Tuesday, January 31, 2012

Dissecting 2011 Income Statistics

The National Bureau of Statistics reported that rural household income rose faster than urban income in percentage terms during 2011. However, rural Chinese people remain poor in absolute and relative terms. Agriculture is now a minor source of income for rural households. "Rural" is no longer synonymous with "agriculture."

The statistics are based on NBS's household surveys: 74,000 rural households and 66,000 urban households who fill out records of income and expenses over the course of the year. The average per capita rural household income was 6977 yuan in 2011, about $1090 per person per year or $3 per day. The average income was up 17.9% in nominal terms and 11.4% in real terms after deducting inflation. The increase was .5 percentage points faster than in 2010.
Average (blue) and median (yellow) household income for rural (left) and urban (right) households in 2011.

Urban household disposable income, meanwhile, averaged 21,810 yuan ($3,400) per person. This is still over 3 times the average rural income. Urban income was up 14% in nominal terms and 8.4% in real terms. Salary income was up 12% (attributed to increases in minimum wages in many places), but business income was up 29%--attributed to a good business environment and a cut in taxes for private businesses. Financial income was up 24.7%, due to rapid increases in rental income.

The rural population is slowly being transformed from "farmers" to "workers." Rural income from salaries and wages averaged 2967 yuan ($464) per person and was up 21.9%. Wages contributed 42.5% of rural income (up 1.4 percentage points from 2010) and accounted for half of the growth in rural income.

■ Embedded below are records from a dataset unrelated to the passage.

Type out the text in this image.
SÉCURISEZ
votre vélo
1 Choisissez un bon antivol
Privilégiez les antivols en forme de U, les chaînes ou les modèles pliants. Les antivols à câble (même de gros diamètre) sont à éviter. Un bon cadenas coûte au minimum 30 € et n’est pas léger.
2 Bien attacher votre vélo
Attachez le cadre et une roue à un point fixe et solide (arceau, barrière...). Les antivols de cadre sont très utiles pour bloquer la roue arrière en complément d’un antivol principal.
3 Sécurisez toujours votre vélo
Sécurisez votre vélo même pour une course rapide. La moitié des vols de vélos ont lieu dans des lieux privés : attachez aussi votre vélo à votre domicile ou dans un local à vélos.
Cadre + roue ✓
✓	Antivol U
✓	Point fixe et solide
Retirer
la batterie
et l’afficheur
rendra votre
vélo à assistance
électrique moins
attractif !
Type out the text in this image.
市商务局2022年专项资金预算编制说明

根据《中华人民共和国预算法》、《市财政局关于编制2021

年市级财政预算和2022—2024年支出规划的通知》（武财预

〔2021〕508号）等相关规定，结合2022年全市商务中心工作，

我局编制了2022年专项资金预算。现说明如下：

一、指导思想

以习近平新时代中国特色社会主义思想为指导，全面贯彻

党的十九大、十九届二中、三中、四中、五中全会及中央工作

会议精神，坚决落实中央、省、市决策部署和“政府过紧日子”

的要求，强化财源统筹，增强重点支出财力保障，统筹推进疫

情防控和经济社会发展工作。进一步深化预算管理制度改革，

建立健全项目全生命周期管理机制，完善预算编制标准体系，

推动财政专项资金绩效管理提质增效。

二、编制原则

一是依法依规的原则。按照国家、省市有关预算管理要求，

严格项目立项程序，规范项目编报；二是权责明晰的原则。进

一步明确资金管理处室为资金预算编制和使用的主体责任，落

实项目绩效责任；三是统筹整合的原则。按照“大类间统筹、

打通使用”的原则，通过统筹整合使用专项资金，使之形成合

Rural net income from agriculture averaged 2520 yuan ($394) per person. This accounted for 36 percent of rural income--less than the 42.5% from wages. Of the agricultural income, 1897 yuan came from crops and 463 yuan came from livestock. Net income from growing crops was up 10%--60% of the increase was due to higher crop prices and 40% was due to increased volume of sales. Livestock income was up, primarily due to higher prices, after two years of declines. The report noted that farmers who grew cotton and potatoes had low income or even losses due to declining prices for their crops.

An interesting comparison is this: the increase in average urban household income (2700 yuan) last year was equivalent to 39% of rural income and was more than rural households earned from farming (2520 yuan).

Rural income from operating manufacturing and service businesses averaged 702 yuan per person. Service business income was up 21.4% but manufacturing income was up a less robust 5.8%.
As the share of income derived from agriculture falls, Chinese officials worry that their peasant class are losing interest in farming. Solution: give them stipends from old-age pensions and land rent and warehouse them in apartment blocks. Turn the fields over to companies and big professional farmers.

Unearned income from transfers and financial revenue is emerging as an important source, but it's still small for rural people. Rural households got 11% of income from transfers and financial payments; the report trumpets the increase in income from the new rural old-age pension scheme. But urban households got 26% of their income from these "unearned" sources. The small share of income from financial sources (3%) reflects China's low interest rates and aversion of companies to paying dividends.
Rural household income sources for 2011: salaries 42.5%; household businesses 46.2%; transfers 8.1%; financial income 3.3%.
Urban household income sources: salaries 64.5%; business 9.2%; transfers 23.8%; financial income 2.7%.